Findings from a recent study published in PLOS Pathogens demonstrated that severe acute respiratory syndrome coronavirus 2 (SARS-CoV-2), the virus that causes coronavirus disease 2019 (COVID-19), can breach the blood-retina barrier (BRB) and potentially cause long-term ocular damage.
Give me some background.
SARS-CoV-2 is known to cause several ocular abnormalities and vision impairment in COVID-19 patients.
However, SARS-CoV-2’s ability to invade ocular tissue and its effects on ocular health remain unclear.
Talk about the BRB.
The BRB is designed to prevent microbial pathogens from reaching the retina, where they could trigger an inflammatory response that could potentially result in vision loss.
Previous studies have suggested that the eye may serve as a potential route for SARS-CoV-2 transmission.
Thus: A research team from the University of Missouri School of Medicine sought to investigate the interaction between SARS-CoV-2 and cells lining the BRB.
Now this study.
Researchers utilized humanized K18-hACE2 mouse models to evaluate the impact of SARS-CoV-2 on ocular health from ocular and intranasal exposure to the virus.
They also utilized ocular cell cultures to evaluate how SARS-CoV-2 interacts with cells lining the BRB.
Back up: What is a humanized k18-hACE2 mouse?
These are mice that express human angiotensin-converting enzyme 2 (hACE2), the receptor used by SARS-COV to gain cellular entry, and human cytokeratin 18 (K18) promoter, which directs expression to the epithelia—including the airway epithelia where infections typically begin.

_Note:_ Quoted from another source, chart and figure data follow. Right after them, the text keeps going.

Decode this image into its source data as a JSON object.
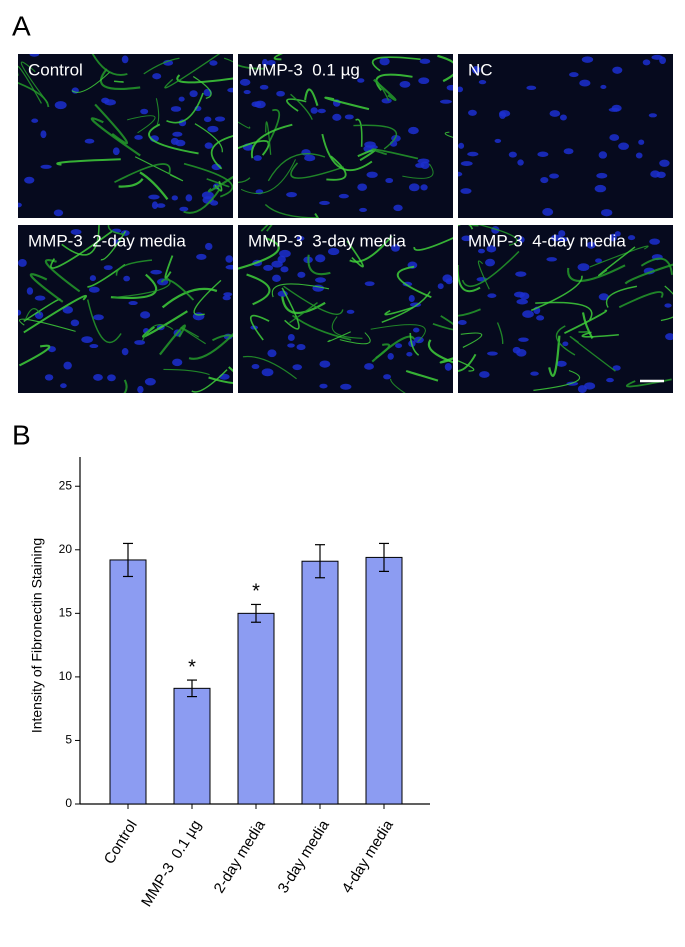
{
  "panel_a": {
    "label": "A",
    "panels": [
      "Control",
      "MMP-3  0.1 µg",
      "NC",
      "MMP-3  2-day media",
      "MMP-3  3-day media",
      "MMP-3  4-day media"
    ]
  },
  "chart_data": {
    "panel_label": "B",
    "type": "bar",
    "y_label": "Intensity of Fibronectin Staining",
    "categories": [
      "Control",
      "MMP-3  0.1 µg",
      "2-day media",
      "3-day media",
      "4-day media"
    ],
    "values": [
      19.2,
      9.1,
      15.0,
      19.1,
      19.4
    ],
    "errors": [
      1.3,
      0.65,
      0.7,
      1.3,
      1.1
    ],
    "significance": [
      null,
      "*",
      "*",
      null,
      null
    ],
    "color": "#8c9cf2",
    "ylim": [
      0,
      27.3
    ],
    "yticks": [
      0,
      5,
      10,
      15,
      20,
      25
    ]
  }
}
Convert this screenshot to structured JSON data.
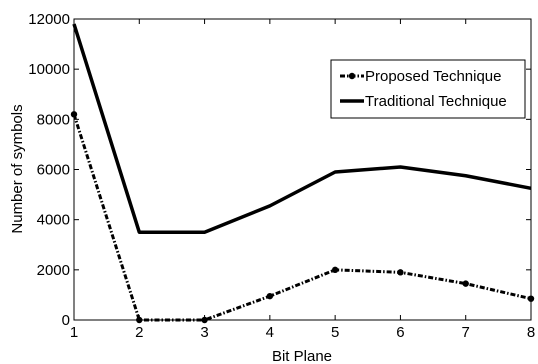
{
  "chart_data": {
    "type": "line",
    "title": "",
    "xlabel": "Bit Plane",
    "ylabel": "Number of symbols",
    "x": [
      1,
      2,
      3,
      4,
      5,
      6,
      7,
      8
    ],
    "xlim": [
      1,
      8
    ],
    "ylim": [
      0,
      12000
    ],
    "xticks": [
      "1",
      "2",
      "3",
      "4",
      "5",
      "6",
      "7",
      "8"
    ],
    "yticks": [
      "0",
      "2000",
      "4000",
      "6000",
      "8000",
      "10000",
      "12000"
    ],
    "grid": false,
    "legend_position": "top-right",
    "series": [
      {
        "name": "Proposed Technique",
        "values": [
          8200,
          0,
          0,
          950,
          2000,
          1900,
          1450,
          850
        ],
        "color": "#000000",
        "style": "dash-dot with circle markers"
      },
      {
        "name": "Traditional Technique",
        "values": [
          11800,
          3500,
          3500,
          4550,
          5900,
          6100,
          5750,
          5250
        ],
        "color": "#000000",
        "style": "solid thick"
      }
    ]
  }
}
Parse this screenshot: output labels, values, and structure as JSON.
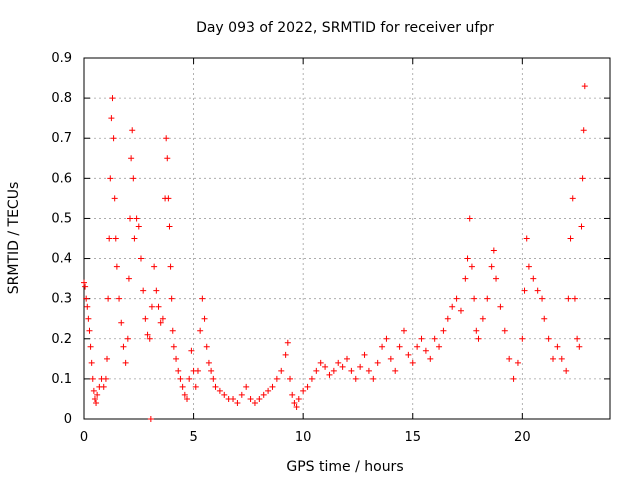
{
  "chart_data": {
    "type": "scatter",
    "title": "Day 093 of 2022, SRMTID for receiver ufpr",
    "xlabel": "GPS time / hours",
    "ylabel": "SRMTID / TECUs",
    "xlim": [
      0,
      24
    ],
    "ylim": [
      0,
      0.9
    ],
    "xticks": [
      0,
      5,
      10,
      15,
      20
    ],
    "yticks": [
      0,
      0.1,
      0.2,
      0.3,
      0.4,
      0.5,
      0.6,
      0.7,
      0.8,
      0.9
    ],
    "xtick_labels": [
      "0",
      "5",
      "10",
      "15",
      "20"
    ],
    "ytick_labels": [
      "0",
      "0.1",
      "0.2",
      "0.3",
      "0.4",
      "0.5",
      "0.6",
      "0.7",
      "0.8",
      "0.9"
    ],
    "grid": true,
    "marker": "+",
    "color": "#ff0000",
    "series": [
      {
        "name": "SRMTID",
        "points": [
          [
            0.0,
            0.34
          ],
          [
            0.05,
            0.33
          ],
          [
            0.1,
            0.3
          ],
          [
            0.15,
            0.28
          ],
          [
            0.2,
            0.25
          ],
          [
            0.25,
            0.22
          ],
          [
            0.3,
            0.18
          ],
          [
            0.35,
            0.14
          ],
          [
            0.4,
            0.1
          ],
          [
            0.45,
            0.07
          ],
          [
            0.5,
            0.05
          ],
          [
            0.55,
            0.04
          ],
          [
            0.6,
            0.06
          ],
          [
            0.7,
            0.08
          ],
          [
            0.8,
            0.1
          ],
          [
            0.9,
            0.08
          ],
          [
            1.0,
            0.1
          ],
          [
            1.05,
            0.15
          ],
          [
            1.1,
            0.3
          ],
          [
            1.15,
            0.45
          ],
          [
            1.2,
            0.6
          ],
          [
            1.25,
            0.75
          ],
          [
            1.3,
            0.8
          ],
          [
            1.35,
            0.7
          ],
          [
            1.4,
            0.55
          ],
          [
            1.45,
            0.45
          ],
          [
            1.5,
            0.38
          ],
          [
            1.6,
            0.3
          ],
          [
            1.7,
            0.24
          ],
          [
            1.8,
            0.18
          ],
          [
            1.9,
            0.14
          ],
          [
            2.0,
            0.2
          ],
          [
            2.05,
            0.35
          ],
          [
            2.1,
            0.5
          ],
          [
            2.15,
            0.65
          ],
          [
            2.2,
            0.72
          ],
          [
            2.25,
            0.6
          ],
          [
            2.3,
            0.45
          ],
          [
            2.4,
            0.5
          ],
          [
            2.5,
            0.48
          ],
          [
            2.6,
            0.4
          ],
          [
            2.7,
            0.32
          ],
          [
            2.8,
            0.25
          ],
          [
            2.9,
            0.21
          ],
          [
            3.0,
            0.2
          ],
          [
            3.05,
            0.0
          ],
          [
            3.1,
            0.28
          ],
          [
            3.2,
            0.38
          ],
          [
            3.3,
            0.32
          ],
          [
            3.4,
            0.28
          ],
          [
            3.5,
            0.24
          ],
          [
            3.6,
            0.25
          ],
          [
            3.7,
            0.55
          ],
          [
            3.75,
            0.7
          ],
          [
            3.8,
            0.65
          ],
          [
            3.85,
            0.55
          ],
          [
            3.9,
            0.48
          ],
          [
            3.95,
            0.38
          ],
          [
            4.0,
            0.3
          ],
          [
            4.05,
            0.22
          ],
          [
            4.1,
            0.18
          ],
          [
            4.2,
            0.15
          ],
          [
            4.3,
            0.12
          ],
          [
            4.4,
            0.1
          ],
          [
            4.5,
            0.08
          ],
          [
            4.6,
            0.06
          ],
          [
            4.7,
            0.05
          ],
          [
            4.8,
            0.1
          ],
          [
            4.9,
            0.17
          ],
          [
            5.0,
            0.12
          ],
          [
            5.1,
            0.08
          ],
          [
            5.2,
            0.12
          ],
          [
            5.3,
            0.22
          ],
          [
            5.4,
            0.3
          ],
          [
            5.5,
            0.25
          ],
          [
            5.6,
            0.18
          ],
          [
            5.7,
            0.14
          ],
          [
            5.8,
            0.12
          ],
          [
            5.9,
            0.1
          ],
          [
            6.0,
            0.08
          ],
          [
            6.2,
            0.07
          ],
          [
            6.4,
            0.06
          ],
          [
            6.6,
            0.05
          ],
          [
            6.8,
            0.05
          ],
          [
            7.0,
            0.04
          ],
          [
            7.2,
            0.06
          ],
          [
            7.4,
            0.08
          ],
          [
            7.6,
            0.05
          ],
          [
            7.8,
            0.04
          ],
          [
            8.0,
            0.05
          ],
          [
            8.2,
            0.06
          ],
          [
            8.4,
            0.07
          ],
          [
            8.6,
            0.08
          ],
          [
            8.8,
            0.1
          ],
          [
            9.0,
            0.12
          ],
          [
            9.2,
            0.16
          ],
          [
            9.3,
            0.19
          ],
          [
            9.4,
            0.1
          ],
          [
            9.5,
            0.06
          ],
          [
            9.6,
            0.04
          ],
          [
            9.7,
            0.03
          ],
          [
            9.8,
            0.05
          ],
          [
            10.0,
            0.07
          ],
          [
            10.2,
            0.08
          ],
          [
            10.4,
            0.1
          ],
          [
            10.6,
            0.12
          ],
          [
            10.8,
            0.14
          ],
          [
            11.0,
            0.13
          ],
          [
            11.2,
            0.11
          ],
          [
            11.4,
            0.12
          ],
          [
            11.6,
            0.14
          ],
          [
            11.8,
            0.13
          ],
          [
            12.0,
            0.15
          ],
          [
            12.2,
            0.12
          ],
          [
            12.4,
            0.1
          ],
          [
            12.6,
            0.13
          ],
          [
            12.8,
            0.16
          ],
          [
            13.0,
            0.12
          ],
          [
            13.2,
            0.1
          ],
          [
            13.4,
            0.14
          ],
          [
            13.6,
            0.18
          ],
          [
            13.8,
            0.2
          ],
          [
            14.0,
            0.15
          ],
          [
            14.2,
            0.12
          ],
          [
            14.4,
            0.18
          ],
          [
            14.6,
            0.22
          ],
          [
            14.8,
            0.16
          ],
          [
            15.0,
            0.14
          ],
          [
            15.2,
            0.18
          ],
          [
            15.4,
            0.2
          ],
          [
            15.6,
            0.17
          ],
          [
            15.8,
            0.15
          ],
          [
            16.0,
            0.2
          ],
          [
            16.2,
            0.18
          ],
          [
            16.4,
            0.22
          ],
          [
            16.6,
            0.25
          ],
          [
            16.8,
            0.28
          ],
          [
            17.0,
            0.3
          ],
          [
            17.2,
            0.27
          ],
          [
            17.4,
            0.35
          ],
          [
            17.5,
            0.4
          ],
          [
            17.6,
            0.5
          ],
          [
            17.7,
            0.38
          ],
          [
            17.8,
            0.3
          ],
          [
            17.9,
            0.22
          ],
          [
            18.0,
            0.2
          ],
          [
            18.2,
            0.25
          ],
          [
            18.4,
            0.3
          ],
          [
            18.6,
            0.38
          ],
          [
            18.7,
            0.42
          ],
          [
            18.8,
            0.35
          ],
          [
            19.0,
            0.28
          ],
          [
            19.2,
            0.22
          ],
          [
            19.4,
            0.15
          ],
          [
            19.6,
            0.1
          ],
          [
            19.8,
            0.14
          ],
          [
            20.0,
            0.2
          ],
          [
            20.1,
            0.32
          ],
          [
            20.2,
            0.45
          ],
          [
            20.3,
            0.38
          ],
          [
            20.5,
            0.35
          ],
          [
            20.7,
            0.32
          ],
          [
            20.9,
            0.3
          ],
          [
            21.0,
            0.25
          ],
          [
            21.2,
            0.2
          ],
          [
            21.4,
            0.15
          ],
          [
            21.6,
            0.18
          ],
          [
            21.8,
            0.15
          ],
          [
            22.0,
            0.12
          ],
          [
            22.1,
            0.3
          ],
          [
            22.2,
            0.45
          ],
          [
            22.3,
            0.55
          ],
          [
            22.4,
            0.3
          ],
          [
            22.5,
            0.2
          ],
          [
            22.6,
            0.18
          ],
          [
            22.7,
            0.48
          ],
          [
            22.75,
            0.6
          ],
          [
            22.8,
            0.72
          ],
          [
            22.85,
            0.83
          ]
        ]
      }
    ]
  }
}
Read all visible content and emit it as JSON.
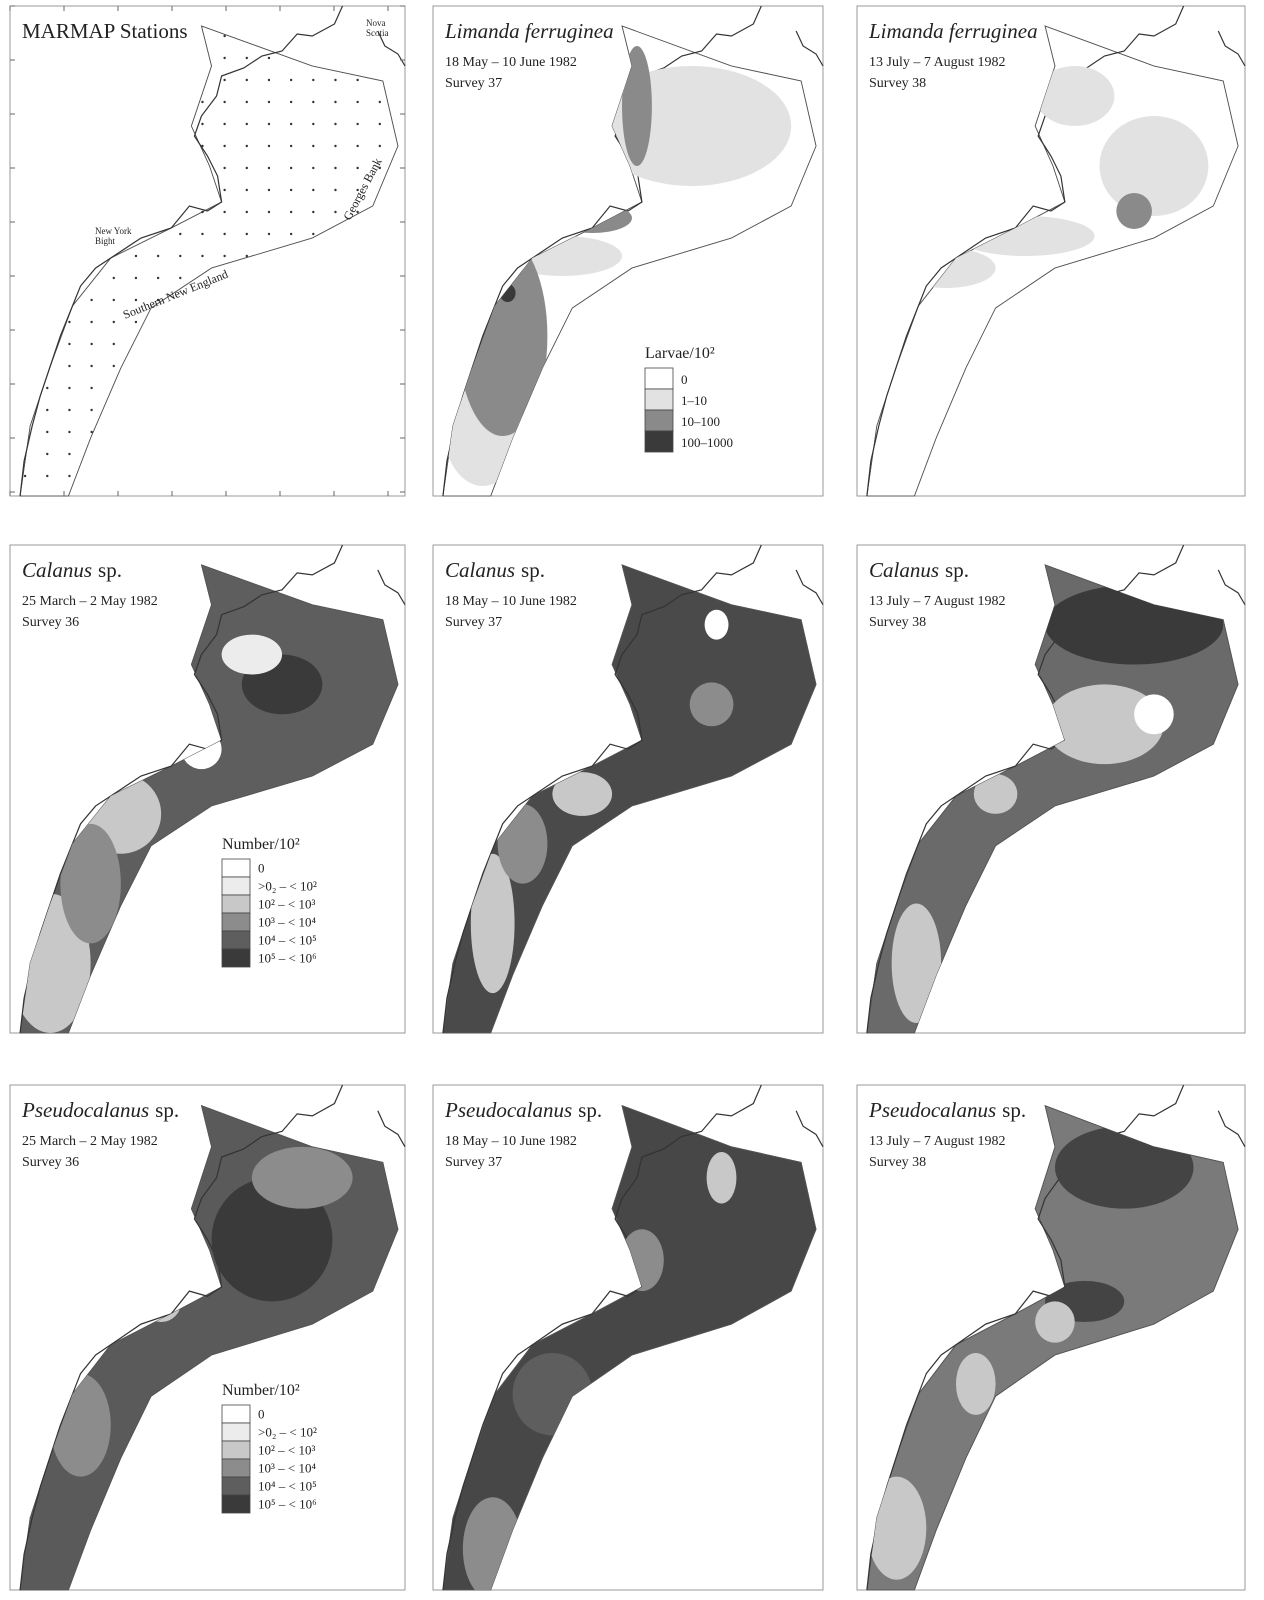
{
  "panels": [
    {
      "title": {
        "plain": "MARMAP Stations"
      },
      "labels": [
        [
          "Nova",
          "Scotia"
        ],
        [
          "New York",
          "Bight"
        ],
        [
          "Georges Bank"
        ],
        [
          "Southern New England"
        ]
      ]
    },
    {
      "title": {
        "italic": "Limanda ferruginea"
      },
      "dates": "18 May – 10 June 1982",
      "survey": "Survey 37",
      "legend": {
        "title": "Larvae/10²",
        "items": [
          {
            "label": "0",
            "color": "#ffffff"
          },
          {
            "label": "1–10",
            "color": "#e2e2e2"
          },
          {
            "label": "10–100",
            "color": "#8a8a8a"
          },
          {
            "label": "100–1000",
            "color": "#3a3a3a"
          }
        ]
      }
    },
    {
      "title": {
        "italic": "Limanda ferruginea"
      },
      "dates": "13 July – 7 August 1982",
      "survey": "Survey 38"
    },
    {
      "title": {
        "italic": "Calanus",
        "plain": "sp."
      },
      "dates": "25 March – 2 May 1982",
      "survey": "Survey 36",
      "legend": {
        "title": "Number/10²",
        "items": [
          {
            "label": "0",
            "color": "#ffffff"
          },
          {
            "label": ">0₂ – < 10²",
            "color": "#ececec"
          },
          {
            "label": "10² – < 10³",
            "color": "#c8c8c8"
          },
          {
            "label": "10³ – < 10⁴",
            "color": "#8c8c8c"
          },
          {
            "label": "10⁴ – < 10⁵",
            "color": "#5e5e5e"
          },
          {
            "label": "10⁵ – < 10⁶",
            "color": "#3a3a3a"
          }
        ]
      }
    },
    {
      "title": {
        "italic": "Calanus",
        "plain": "sp."
      },
      "dates": "18 May – 10 June 1982",
      "survey": "Survey 37"
    },
    {
      "title": {
        "italic": "Calanus",
        "plain": "sp."
      },
      "dates": "13 July – 7 August 1982",
      "survey": "Survey 38"
    },
    {
      "title": {
        "italic": "Pseudocalanus",
        "plain": "sp."
      },
      "dates": "25 March – 2 May 1982",
      "survey": "Survey 36",
      "legend": {
        "title": "Number/10²",
        "items": [
          {
            "label": "0",
            "color": "#ffffff"
          },
          {
            "label": ">0₂ – < 10²",
            "color": "#ececec"
          },
          {
            "label": "10² – < 10³",
            "color": "#c8c8c8"
          },
          {
            "label": "10³ – < 10⁴",
            "color": "#8c8c8c"
          },
          {
            "label": "10⁴ – < 10⁵",
            "color": "#5e5e5e"
          },
          {
            "label": "10⁵ – < 10⁶",
            "color": "#3a3a3a"
          }
        ]
      }
    },
    {
      "title": {
        "italic": "Pseudocalanus",
        "plain": "sp."
      },
      "dates": "18 May – 10 June 1982",
      "survey": "Survey 37"
    },
    {
      "title": {
        "italic": "Pseudocalanus",
        "plain": "sp."
      },
      "dates": "13 July – 7 August 1982",
      "survey": "Survey 38"
    }
  ]
}
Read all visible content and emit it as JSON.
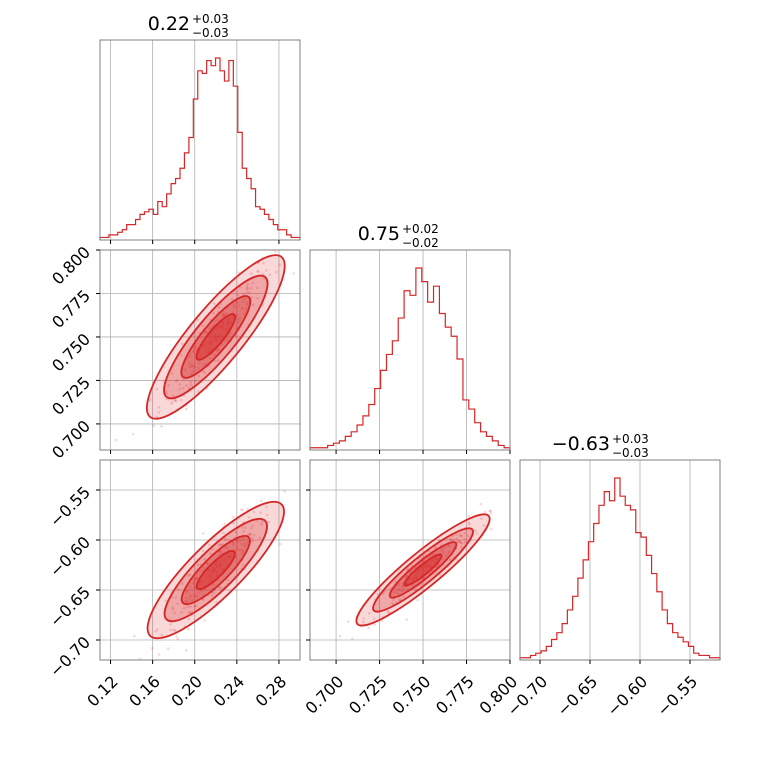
{
  "chart_data": {
    "type": "corner",
    "color": "#d62728",
    "parameters": [
      {
        "index": 0,
        "title_main": "0.22",
        "title_plus": "+0.03",
        "title_minus": "−0.03",
        "range": [
          0.11,
          0.3
        ],
        "ticks": [
          0.12,
          0.16,
          0.2,
          0.24,
          0.28
        ],
        "tick_labels": [
          "0.12",
          "0.16",
          "0.20",
          "0.24",
          "0.28"
        ],
        "hist_counts": [
          1,
          1,
          2,
          2,
          3,
          4,
          6,
          6,
          8,
          10,
          11,
          12,
          10,
          15,
          13,
          18,
          22,
          24,
          28,
          34,
          40,
          55,
          66,
          65,
          70,
          68,
          71,
          66,
          62,
          70,
          60,
          42,
          28,
          24,
          20,
          13,
          12,
          10,
          8,
          6,
          4,
          4,
          2,
          1,
          1
        ]
      },
      {
        "index": 1,
        "title_main": "0.75",
        "title_plus": "+0.02",
        "title_minus": "−0.02",
        "range": [
          0.685,
          0.8
        ],
        "ticks": [
          0.7,
          0.725,
          0.75,
          0.775,
          0.8
        ],
        "tick_labels": [
          "0.700",
          "0.725",
          "0.750",
          "0.775",
          "0.800"
        ],
        "hist_counts": [
          1,
          1,
          1,
          2,
          3,
          4,
          6,
          8,
          11,
          15,
          20,
          27,
          35,
          42,
          48,
          58,
          70,
          68,
          80,
          74,
          65,
          72,
          60,
          54,
          50,
          40,
          22,
          18,
          12,
          8,
          6,
          4,
          2,
          1
        ]
      },
      {
        "index": 2,
        "title_main": "−0.63",
        "title_plus": "+0.03",
        "title_minus": "−0.03",
        "range": [
          -0.72,
          -0.52
        ],
        "ticks": [
          -0.7,
          -0.65,
          -0.6,
          -0.55
        ],
        "tick_labels": [
          "−0.70",
          "−0.65",
          "−0.60",
          "−0.55"
        ],
        "hist_counts": [
          1,
          1,
          2,
          3,
          4,
          6,
          9,
          12,
          16,
          22,
          28,
          36,
          44,
          52,
          60,
          68,
          74,
          70,
          80,
          72,
          68,
          66,
          56,
          54,
          46,
          38,
          30,
          22,
          16,
          12,
          10,
          8,
          6,
          3,
          2,
          2,
          1,
          1
        ]
      }
    ],
    "pairs": [
      {
        "x": 0,
        "y": 1,
        "slope": 0.7368,
        "intercept": 0.5879,
        "spread": 0.006
      },
      {
        "x": 0,
        "y": 2,
        "slope": 1.0526,
        "intercept": -0.8616,
        "spread": 0.01
      },
      {
        "x": 1,
        "y": 2,
        "slope": 1.4286,
        "intercept": -1.7014,
        "spread": 0.006
      }
    ],
    "grid": true,
    "show_titles": true
  }
}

Meaning: This makes the mice susceptible to SARS-CoV-2 and helpful for studying antiviral therapies for COVID-19.
Findings?
SARS-CoV-2 ocular exposure was found to not cause lung infection or lethal illness in K18-hACE2 mice—despite the long-term presence of viral remnants in ocular tissues.
Conversely, intranasal exposure resulted not only in the presence of SARS-CoV-2 spike (S) protein in different ocular tissues but also induced a hyperinflammatory immune response in the retina.
Further, in mouse eyes, long-term exposure to viral S-protein caused:
- Microaneurysm
- Retinal pigment epithelium (RPE) mottling
- Retinal atrophy
- Retinal artery and vein occlusion
- Vascular leakage
What about the BRB?
The cells lining the BRB, outer barrier, RPE, inner barrier, and the retinal vascular endothelium were highly permissive (i.e. supported the growth or genetic replication of the virus) to SARS-CoV-2 replication.
These cells showed induced expression of viral entry receptors and increased susceptibility to SARS-CoV-2-induced cell death.
However, the corneal epithelium was found to be resistant to SARS-CoV-2 infection and ocular exposure to the virus failed to cause lung pathology or life-threatening illness.
Anything else?
Hyperglycemic conditions (i.e., diabetes) increased the viral entry receptor expression, infectivity, and susceptibility of SARS-CoV-2-induced cell death in BRB cells—confirming the reported heightened pathological manifestations in comorbid patient populations.
Expert opinion?
Pawan Kumar Singh, PhD, corresponding author of the study, stated: “For those who have been diagnosed with COVID-19, we recommend you ask your ophthalmologist to check for signs of pathological changes to the retina.”
This also applies to asymptomatic patients, as they could suffer damage to the eyes over time due to COVID-19-associated complications.
Significance?
Although it is known that viruses and bacteria can breach the blood-retina barrier in immunocompromised patients, this study is the first to indicate that SARS-CoV-2 can breach the barrier in healthy patients—causing an infection that manifests inside the eye itself.
Tie it all together for me.
These findings suggest that, in humanized mouse models, SARS-CoV-2 can infect the eye following both intranasal and ocular exposure.
Intranasal exposure led to the dissemination of the virus to the eye, while ocular exposure did not transmit to distal organs or cause lethal infections.
Additionally, intranasal exposure resulted in hyperinflammatory retinal responses and increased permissivity of the cells lining the BRB—indicating a systemic spread of the virus through the BRB.
Finally, ocular manifestations of SARS-CoV-2 infections were exacerbated in hyperglycemic patients.
Next steps?
The next step is to elucidate the cellular and molecular mechanisms of how SARS-CoV-2 breaches the BRB and associated pathological consequences, with the aim of developing therapies to prevent and treat COVID-19-induced ocular complications prior to vision loss.